Health and Cost-savings through Class Privilege and Contacts

Recently our family had an experience of cheaper and easier health care, because of the people that we know and our current financial status.

My 19-year-old son was diagnosed with an eye condition, kerataconus, that was causing his eyesight to degrade. His eye doctor recommended that he get surgery – but the surgery wasn’t FDA-approved, thus wasn’t covered by my Blue Cross health insurance.

This was the first way class privilege changed this story: that we were able to afford a multi-thousand dollar operation that wasn’t covered by insurance. It would take a chunk of our savings, but we could afford it. I researched how to get it done mostly cheaply and conveniently, acutely aware of the fact that many people with this disease but less wealth would simply face impending blindness or severe sight challenges because of the steep cost of the surgery – or take out a large loan.

I compared the costs of having the surgery done in Montreal, where it was a legal procedure, versus having it done in Boston within a clinical trial that was going on in 2014, ending on December 31st.
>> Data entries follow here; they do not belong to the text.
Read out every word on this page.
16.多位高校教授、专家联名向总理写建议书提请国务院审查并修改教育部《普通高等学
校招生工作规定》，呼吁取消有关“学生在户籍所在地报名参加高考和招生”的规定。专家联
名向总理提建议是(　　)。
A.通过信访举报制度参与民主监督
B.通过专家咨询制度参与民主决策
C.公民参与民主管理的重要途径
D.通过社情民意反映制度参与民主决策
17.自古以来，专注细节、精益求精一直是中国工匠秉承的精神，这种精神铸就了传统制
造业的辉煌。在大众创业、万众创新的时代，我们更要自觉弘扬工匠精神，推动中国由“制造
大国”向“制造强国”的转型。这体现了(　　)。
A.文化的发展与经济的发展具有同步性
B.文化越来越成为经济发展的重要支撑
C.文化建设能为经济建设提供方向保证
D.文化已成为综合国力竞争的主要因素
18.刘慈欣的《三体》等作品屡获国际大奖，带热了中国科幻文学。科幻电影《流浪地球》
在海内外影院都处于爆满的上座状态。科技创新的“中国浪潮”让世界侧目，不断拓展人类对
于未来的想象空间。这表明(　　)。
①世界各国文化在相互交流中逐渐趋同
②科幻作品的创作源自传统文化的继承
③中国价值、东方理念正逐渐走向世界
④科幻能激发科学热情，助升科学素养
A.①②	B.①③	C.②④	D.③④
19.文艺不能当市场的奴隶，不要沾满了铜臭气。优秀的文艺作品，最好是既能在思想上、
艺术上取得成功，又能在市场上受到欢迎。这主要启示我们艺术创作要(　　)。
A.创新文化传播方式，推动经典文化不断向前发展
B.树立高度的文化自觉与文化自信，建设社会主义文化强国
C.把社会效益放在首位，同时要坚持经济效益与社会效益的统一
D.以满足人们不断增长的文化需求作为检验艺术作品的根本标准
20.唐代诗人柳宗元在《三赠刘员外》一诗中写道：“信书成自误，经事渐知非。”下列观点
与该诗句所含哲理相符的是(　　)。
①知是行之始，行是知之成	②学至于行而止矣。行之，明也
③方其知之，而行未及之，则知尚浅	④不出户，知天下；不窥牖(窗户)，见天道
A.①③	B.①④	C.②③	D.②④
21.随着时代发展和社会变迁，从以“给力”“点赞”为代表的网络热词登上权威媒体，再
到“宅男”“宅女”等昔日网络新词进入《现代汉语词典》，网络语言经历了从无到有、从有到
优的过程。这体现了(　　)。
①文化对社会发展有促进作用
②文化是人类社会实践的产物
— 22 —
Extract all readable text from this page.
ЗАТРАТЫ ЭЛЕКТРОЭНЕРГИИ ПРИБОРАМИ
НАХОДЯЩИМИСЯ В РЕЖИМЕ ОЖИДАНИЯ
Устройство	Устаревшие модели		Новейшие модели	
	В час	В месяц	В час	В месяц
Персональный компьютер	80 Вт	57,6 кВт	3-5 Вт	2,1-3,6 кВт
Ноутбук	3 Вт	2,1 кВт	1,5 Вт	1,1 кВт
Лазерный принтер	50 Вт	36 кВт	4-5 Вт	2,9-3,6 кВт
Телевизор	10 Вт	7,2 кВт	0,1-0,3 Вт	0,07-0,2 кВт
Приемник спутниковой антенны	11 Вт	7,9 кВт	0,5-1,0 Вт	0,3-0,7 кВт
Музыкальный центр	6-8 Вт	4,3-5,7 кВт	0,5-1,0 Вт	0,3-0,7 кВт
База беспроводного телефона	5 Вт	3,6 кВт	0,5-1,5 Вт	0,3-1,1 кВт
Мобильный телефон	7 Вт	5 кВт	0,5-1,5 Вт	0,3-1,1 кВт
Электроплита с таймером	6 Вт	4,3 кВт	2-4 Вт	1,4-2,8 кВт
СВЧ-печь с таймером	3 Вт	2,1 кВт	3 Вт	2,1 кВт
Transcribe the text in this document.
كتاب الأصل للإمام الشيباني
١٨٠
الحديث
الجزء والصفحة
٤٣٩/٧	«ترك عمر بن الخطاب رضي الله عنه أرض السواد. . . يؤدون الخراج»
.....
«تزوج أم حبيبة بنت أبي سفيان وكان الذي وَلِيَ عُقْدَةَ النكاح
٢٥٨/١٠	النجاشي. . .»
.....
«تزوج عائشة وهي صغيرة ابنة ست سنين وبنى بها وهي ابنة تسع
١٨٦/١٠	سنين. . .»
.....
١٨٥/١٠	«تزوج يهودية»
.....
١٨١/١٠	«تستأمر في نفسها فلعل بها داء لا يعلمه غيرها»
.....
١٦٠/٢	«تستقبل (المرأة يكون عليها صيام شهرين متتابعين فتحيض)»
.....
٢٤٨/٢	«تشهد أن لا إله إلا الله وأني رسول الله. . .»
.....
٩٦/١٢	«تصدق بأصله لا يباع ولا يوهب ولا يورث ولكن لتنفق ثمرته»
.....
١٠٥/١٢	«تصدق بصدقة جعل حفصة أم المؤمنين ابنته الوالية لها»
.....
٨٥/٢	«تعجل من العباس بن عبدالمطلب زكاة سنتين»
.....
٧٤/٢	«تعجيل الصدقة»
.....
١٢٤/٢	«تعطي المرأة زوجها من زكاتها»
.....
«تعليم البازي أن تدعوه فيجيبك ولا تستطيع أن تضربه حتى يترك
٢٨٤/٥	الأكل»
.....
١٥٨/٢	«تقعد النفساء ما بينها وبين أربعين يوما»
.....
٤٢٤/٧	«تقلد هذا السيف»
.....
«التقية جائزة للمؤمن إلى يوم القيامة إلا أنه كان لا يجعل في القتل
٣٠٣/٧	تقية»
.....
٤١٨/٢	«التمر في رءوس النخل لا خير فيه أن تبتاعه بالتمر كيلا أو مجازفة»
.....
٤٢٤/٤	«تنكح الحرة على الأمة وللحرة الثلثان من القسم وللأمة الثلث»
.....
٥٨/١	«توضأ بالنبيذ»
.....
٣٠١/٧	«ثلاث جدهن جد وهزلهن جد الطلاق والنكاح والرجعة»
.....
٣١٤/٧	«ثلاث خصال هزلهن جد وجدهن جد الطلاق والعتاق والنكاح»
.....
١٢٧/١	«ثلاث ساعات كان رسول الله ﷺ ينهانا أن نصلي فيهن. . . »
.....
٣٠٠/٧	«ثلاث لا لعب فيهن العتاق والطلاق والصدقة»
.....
After many hours of calls, e-mails, reading, and cost comparisons, I calculated that we would save about $2500 by having it done in Montreal, in spite of the added travel costs and hassle. I booked his surgery for mid-January, 2015; booked three nights in a Montreal hotel; and put in a request to take three days off of my job.

Then, in mid-December, my partner and I were at a neighborhood holiday party, and found ourselves chatting with a friend and neighbor who did health research at Mass General Hospital for a living. When he heard about the kerataconus surgery, he told us that his office neighbor at MGH worked on that disease, and offered to put us in touch with her.

Long story short: within a few days, I received a long e-mail string between my neighbor, his office mate at MGH, and the surgeon leading the clinical trial on the kerataconus surgery. The surgeon was offering to conduct the operation on our son for the Montreal price – over $1,000 cheaper per eye than what they had quoted me earlier in the fall. The reason they stated was “because you are a friend of our co-worker.”

So I booked the surgery for December 31 in Boston, and canceled the surgery and the hotel room in Montreal. It went without a hitch, and we enjoyed a much cheaper procedure and greater convenience for the surgery and all the follow-up appointments.

We are happy and grateful to have benefited from this connection with our neighbor and his colleague, but know that it happened because of the connections we have, and the wealth that we already enjoy. If we had lived in a poor neighborhood, the chances of making such a connection would have been much lower, or maybe non-existent. It was one of the starkest examples of benefiting from social capital that I’ve ever experienced.

I’m now inspired to “pay it forward” — to work against our biased “healthcare system” (= profit-making system not actually focused on the public’s health!) by donating to Healthcare for All; by working to get more resources into low-income communities; and by educating people about class bias — which I try to do through my work with YouthBuild programs across the country.

One’s health, and one’s eyesight, shouldn’t have to hinge on social connections, status, or wealth. Health should be a right, not a privilege.